Ind.Evidence Rule 614(d) states:
A juror may be permitted to propound questions to a witness by submitting
them in writing to the judge, who will decide whether to submit the
questions to the witness for answer, subject to the objections of the parties,
which may be made at the time or at the next available opportunity
when the jury is not present. Once the court has ruled upon
the appropriateness of the written questions, it must then rule upon the objections,
if any, of the parties prior to submission of the questions to the
witness.
Therefore, Evid.R.614(d) provides that a juror "may" be permitted to propound a question,
and whether to propound a juror's question to the witness rests within the
trial court's discretion. Robert Lowell Miller, Jr., Indiana Practice, Vol. 13, §
614.401 at 274 (1995); Dowdy v. State, 672 N.E.2d 948, 953 (Ind. Ct.
App. 1996), rehg. denied, trans. denied.
In the present case, a juror propounded the following question after the State
had rested its case: I heard no testimony as to anyone else being
in car [sic] of gas station.

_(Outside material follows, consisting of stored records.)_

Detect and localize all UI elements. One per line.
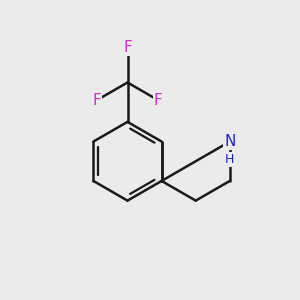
Text: F: F xyxy=(154,93,163,108)
Text: F: F xyxy=(123,40,132,55)
Text: N: N xyxy=(224,134,236,149)
Text: H: H xyxy=(225,153,235,166)
Text: F: F xyxy=(92,93,101,108)
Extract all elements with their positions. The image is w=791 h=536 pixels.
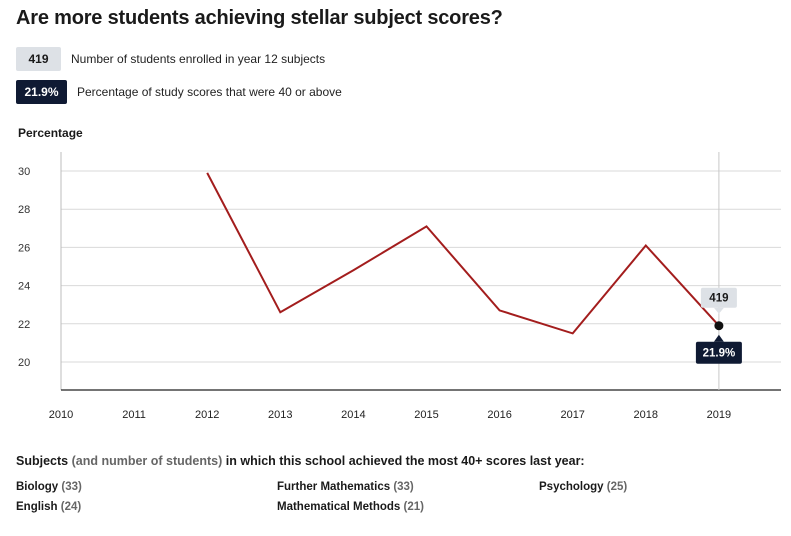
subjects-heading-muted: (and number of students) xyxy=(71,454,223,468)
chart-title: Are more students achieving stellar subj… xyxy=(16,7,503,29)
subject-item: Further Mathematics (33) xyxy=(277,481,414,493)
percentage-badge: 21.9% xyxy=(16,80,67,104)
y-tick-label: 28 xyxy=(18,204,30,216)
y-axis-label: Percentage xyxy=(18,126,83,140)
highlight-top-badge xyxy=(700,287,737,308)
subject-count: (33) xyxy=(61,481,82,493)
x-tick-label: 2015 xyxy=(414,409,438,421)
subject-name: Mathematical Methods xyxy=(277,501,401,513)
y-tick-label: 24 xyxy=(18,281,30,293)
x-tick-label: 2010 xyxy=(49,409,73,421)
subject-item: Biology (33) xyxy=(16,481,82,493)
x-tick-label: 2013 xyxy=(268,409,292,421)
highlight-point xyxy=(714,321,724,331)
subject-name: Psychology xyxy=(539,481,604,493)
subject-name: English xyxy=(16,501,58,513)
subject-count: (24) xyxy=(60,501,82,513)
subject-name: Biology xyxy=(16,481,59,493)
subjects-heading: Subjects (and number of students) in whi… xyxy=(16,454,585,468)
legend-enrolled: 419 Number of students enrolled in year … xyxy=(16,47,325,71)
series-line xyxy=(206,172,720,335)
x-tick-label: 2011 xyxy=(122,409,146,421)
subject-count: (25) xyxy=(606,481,628,493)
highlight-bottom-label: 21.9% xyxy=(703,348,736,360)
x-tick-label: 2016 xyxy=(487,409,511,421)
subject-count: (21) xyxy=(403,501,424,513)
subjects-heading-bold: Subjects xyxy=(16,454,69,468)
subject-name: Further Mathematics xyxy=(277,481,391,493)
x-tick-label: 2019 xyxy=(707,409,731,421)
highlight-top-label: 419 xyxy=(709,293,728,305)
line-chart: 20 22 24 26 28 30 2010 2011 2012 2013 2014 2015 2016… xyxy=(18,152,781,421)
subject-item: Mathematical Methods (21) xyxy=(277,501,424,513)
x-tick-label: 2017 xyxy=(560,409,584,421)
enrolled-legend-text: Number of students enrolled in year 12 s… xyxy=(71,52,326,66)
subject-count: (33) xyxy=(393,481,414,493)
x-tick-label: 2014 xyxy=(341,409,365,421)
y-tick-label: 26 xyxy=(18,242,30,254)
y-tick-label: 22 xyxy=(18,319,30,331)
x-tick-label: 2012 xyxy=(195,409,219,421)
enrolled-badge: 419 xyxy=(16,47,61,71)
y-tick-label: 30 xyxy=(18,166,30,178)
highlight-bottom-badge xyxy=(695,341,742,364)
subjects-heading-rest: in which this school achieved the most 4… xyxy=(225,454,585,468)
percentage-legend-text: Percentage of study scores that were 40 … xyxy=(77,85,342,99)
x-tick-label: 2018 xyxy=(634,409,658,421)
legend-percentage: 21.9% Percentage of study scores that we… xyxy=(16,80,342,104)
subject-item: English (24) xyxy=(16,501,81,513)
y-tick-label: 20 xyxy=(18,357,30,369)
highlight-bottom-pointer xyxy=(713,334,724,342)
subject-item: Psychology (25) xyxy=(539,481,627,493)
highlight-top-pointer xyxy=(713,307,724,314)
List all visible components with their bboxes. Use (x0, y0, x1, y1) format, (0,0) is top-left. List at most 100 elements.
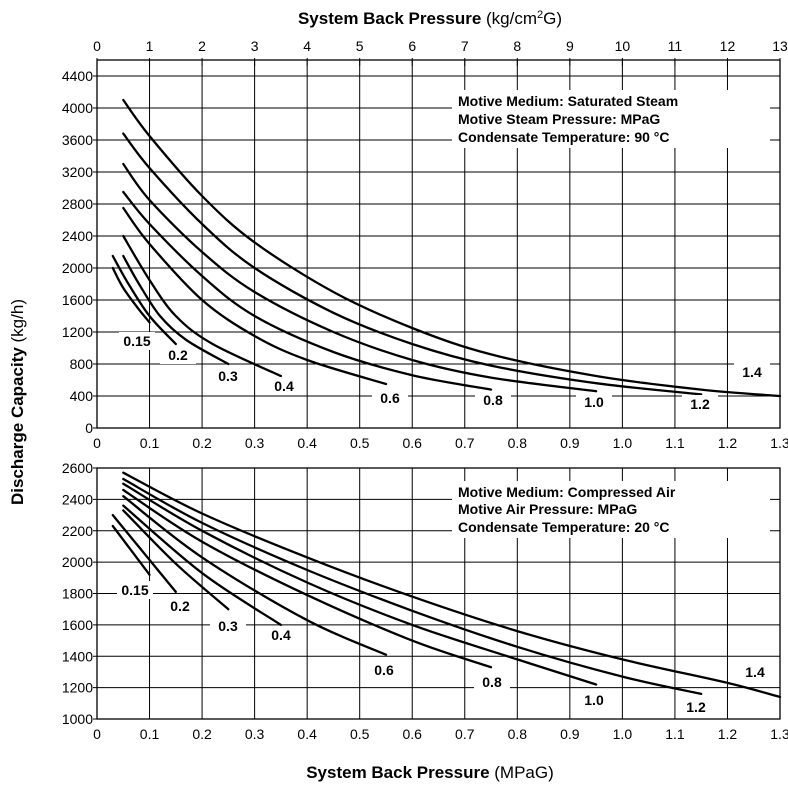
x-tick-label: 0.4 (297, 435, 317, 451)
top-axis-tick-label: 6 (408, 38, 416, 54)
top-axis-tick-label: 2 (198, 38, 206, 54)
series-line-0-15 (111, 524, 151, 576)
x-tick-label: 1.1 (665, 726, 685, 742)
series-label-bg (737, 663, 773, 681)
series-label-0-8: 0.8 (482, 674, 502, 690)
y-tick-label: 1400 (62, 648, 93, 664)
x-tick-label: 0.2 (192, 726, 212, 742)
x-tick-label: 1.0 (613, 726, 633, 742)
series-label-bg (678, 698, 714, 716)
y-tick-label: 2200 (62, 523, 93, 539)
y-tick-label: 400 (70, 388, 94, 404)
series-label-1-4: 1.4 (742, 364, 762, 380)
y-axis-title: Discharge Capacity (kg/h) (8, 299, 27, 505)
y-tick-label: 2400 (62, 228, 93, 244)
series-line-1-4 (122, 471, 782, 699)
series-label-bg (474, 673, 510, 691)
x-tick-label: 0.1 (140, 435, 160, 451)
annotation-line: Motive Medium: Compressed Air (458, 484, 676, 500)
x-tick-label: 0 (93, 726, 101, 742)
series-label-bg (266, 377, 302, 395)
plot-frame (96, 467, 781, 720)
x-tick-label: 0.5 (350, 435, 370, 451)
y-tick-label: 3200 (62, 164, 93, 180)
y-axis-title-unit: (kg/h) (8, 299, 27, 347)
series-label-bg (210, 617, 246, 635)
x-tick-label: 1.3 (770, 726, 788, 742)
annotation-line: Condensate Temperature: 90 °C (458, 129, 670, 145)
series-label-bg (682, 395, 718, 413)
series-label-0-3: 0.3 (218, 368, 238, 384)
series-label-bg (475, 391, 511, 409)
x-tick-label: 1.2 (718, 726, 738, 742)
x-tick-label: 0.7 (455, 726, 475, 742)
series-label-bg (119, 332, 155, 350)
top-axis-tick-label: 10 (615, 38, 631, 54)
series-line-0-6 (122, 206, 388, 386)
series-line-0-4 (122, 234, 283, 378)
y-axis-title-bold: Discharge Capacity (8, 347, 27, 505)
top-axis-tick-label: 9 (566, 38, 574, 54)
top-axis-unit-sup: 2 (537, 9, 543, 21)
top-axis-title-bold: System Back Pressure (298, 9, 481, 28)
y-tick-label: 2800 (62, 196, 93, 212)
series-line-1-0 (122, 482, 598, 686)
series-line-0-15 (111, 266, 151, 324)
y-tick-label: 4400 (62, 68, 93, 84)
annotation-box (452, 90, 770, 148)
x-tick-label: 0 (93, 435, 101, 451)
series-label-1-0: 1.0 (584, 692, 604, 708)
series-label-bg (576, 393, 612, 411)
steam-panel: 0 0.1 0.2 0.3 0.4 0.5 0.6 0.7 0.8 0.9 1.0 1.1 1.2 1.3… (62, 59, 788, 451)
series-line-0-6 (122, 495, 388, 656)
top-axis-tick-label: 1 (146, 38, 154, 54)
annotation-line: Motive Air Pressure: MPaG (458, 501, 637, 517)
series-label-0-6: 0.6 (374, 662, 394, 678)
x-tick-label: 1.3 (770, 435, 788, 451)
y-tick-label: 1600 (62, 617, 93, 633)
y-tick-label: 1600 (62, 292, 93, 308)
series-label-1-2: 1.2 (690, 396, 710, 412)
y-tick-label: 0 (85, 420, 93, 436)
top-axis-tick-label: 13 (772, 38, 788, 54)
series-label-1-0: 1.0 (584, 394, 604, 410)
x-tick-label: 1.1 (665, 435, 685, 451)
series-line-1-4 (122, 98, 782, 398)
series-label-bg (734, 363, 770, 381)
series-label-0-15: 0.15 (123, 333, 150, 349)
annotation-line: Condensate Temperature: 20 °C (458, 519, 670, 535)
top-axis-ticks: 0 1 2 3 4 5 6 7 8 9 10 11 12 13 (93, 38, 788, 66)
series-label-0-2: 0.2 (168, 347, 188, 363)
annotation-box (452, 481, 770, 538)
y-tick-label: 2000 (62, 554, 93, 570)
y-tick-label: 2000 (62, 260, 93, 276)
series-label-0-4: 0.4 (274, 378, 294, 394)
series-label-bg (210, 367, 246, 385)
top-axis-tick-label: 7 (461, 38, 469, 54)
x-tick-label: 0.3 (245, 726, 265, 742)
series-line-0-8 (122, 488, 493, 669)
series-label-bg (372, 389, 408, 407)
series-label-0-4: 0.4 (271, 627, 291, 643)
x-tick-label: 0.9 (560, 435, 580, 451)
y-tick-label: 1000 (62, 711, 93, 727)
x-tick-label: 0.8 (508, 726, 528, 742)
y-tick-label: 1200 (62, 324, 93, 340)
x-tick-label: 0.5 (350, 726, 370, 742)
x-tick-label: 0.4 (297, 726, 317, 742)
series-label-bg (576, 691, 612, 709)
bottom-axis-title-unit: (MPaG) (490, 763, 554, 782)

To me everyones description and what
I see on tape [sic] points away from Vinson and towards Jordan.
I would like to know if Jordan was at station [sic] or in
car [sic] during robbery? (R. 467). Thereafter, the State requested the
case to be reopened for the limited purpose to address the jurors question.
Although the trial court judge duly noted defense counsels objection, he granted
the States request to reopen the case in order to address the jurors
question. Defense counsel then reiterated his objection that reopening the case would
shift the burden and aide the prosecution in clearing up the reasonable doubt
in the jurors minds. However, the court affirmed its decision to reopen
the case. Nevertheless, defense counsel asked the court that the State be
limited to ask the witness whether or not she saw anyone else in
the car. The court denied defense counsels request and stated that the
question was more complex than that one issue, and allowed the entire subject
of Jordans presence at the gas station to be asked. Then, the
court permitted the prosecution to ask the witness who was in the car,
how she could see who was in the car, whether she could identify
Vinson as the person in the car, and if anyone else was in
the car. Finally, defense counsel was permitted to cross-examine the witness.
Therefore, pursuant to Evid.R.614(d), the trial court properly allowed the juror to propound
the question to the witness, and allowed the State to reopen its case,
and properly limited the States questioning of the witness. The trial court
did not abuse its discretion.
CONCLUSION
Based on the foregoing, the trial court properly allowed two investigating police officers
to remain at the Prosecutors table during trial despite a separation of witnesses
order, did not improperly admit hearsay evidence, properly admitted the entire written statement
of Rushford, and did not improperly limit Vinsons cross-examination of Jordan. Furthermore,
the trial court did not err by permitting a police officer to testify
that the clothes worn by a perpetrator in a videotape were the same
as the clothing worn by Vinson when he was arrested, and properly allowed
the State to reopen its case to answer a jurors question propounded to
a witness, thereby permitting the Prosecutor to ask the witness questions with respect
to the jurors question.
Affirmed.
BAILEY, J., and BARNES, J., concur.
Footnote:
Ind.Evid.R.106 provides:
When a writing or recorded statement or part thereof is introduced by a
party, an adverse party may require at that time the introduction of any
other part or any other writing or recorded statement which in fairness ought
to be considered contemporaneously with it.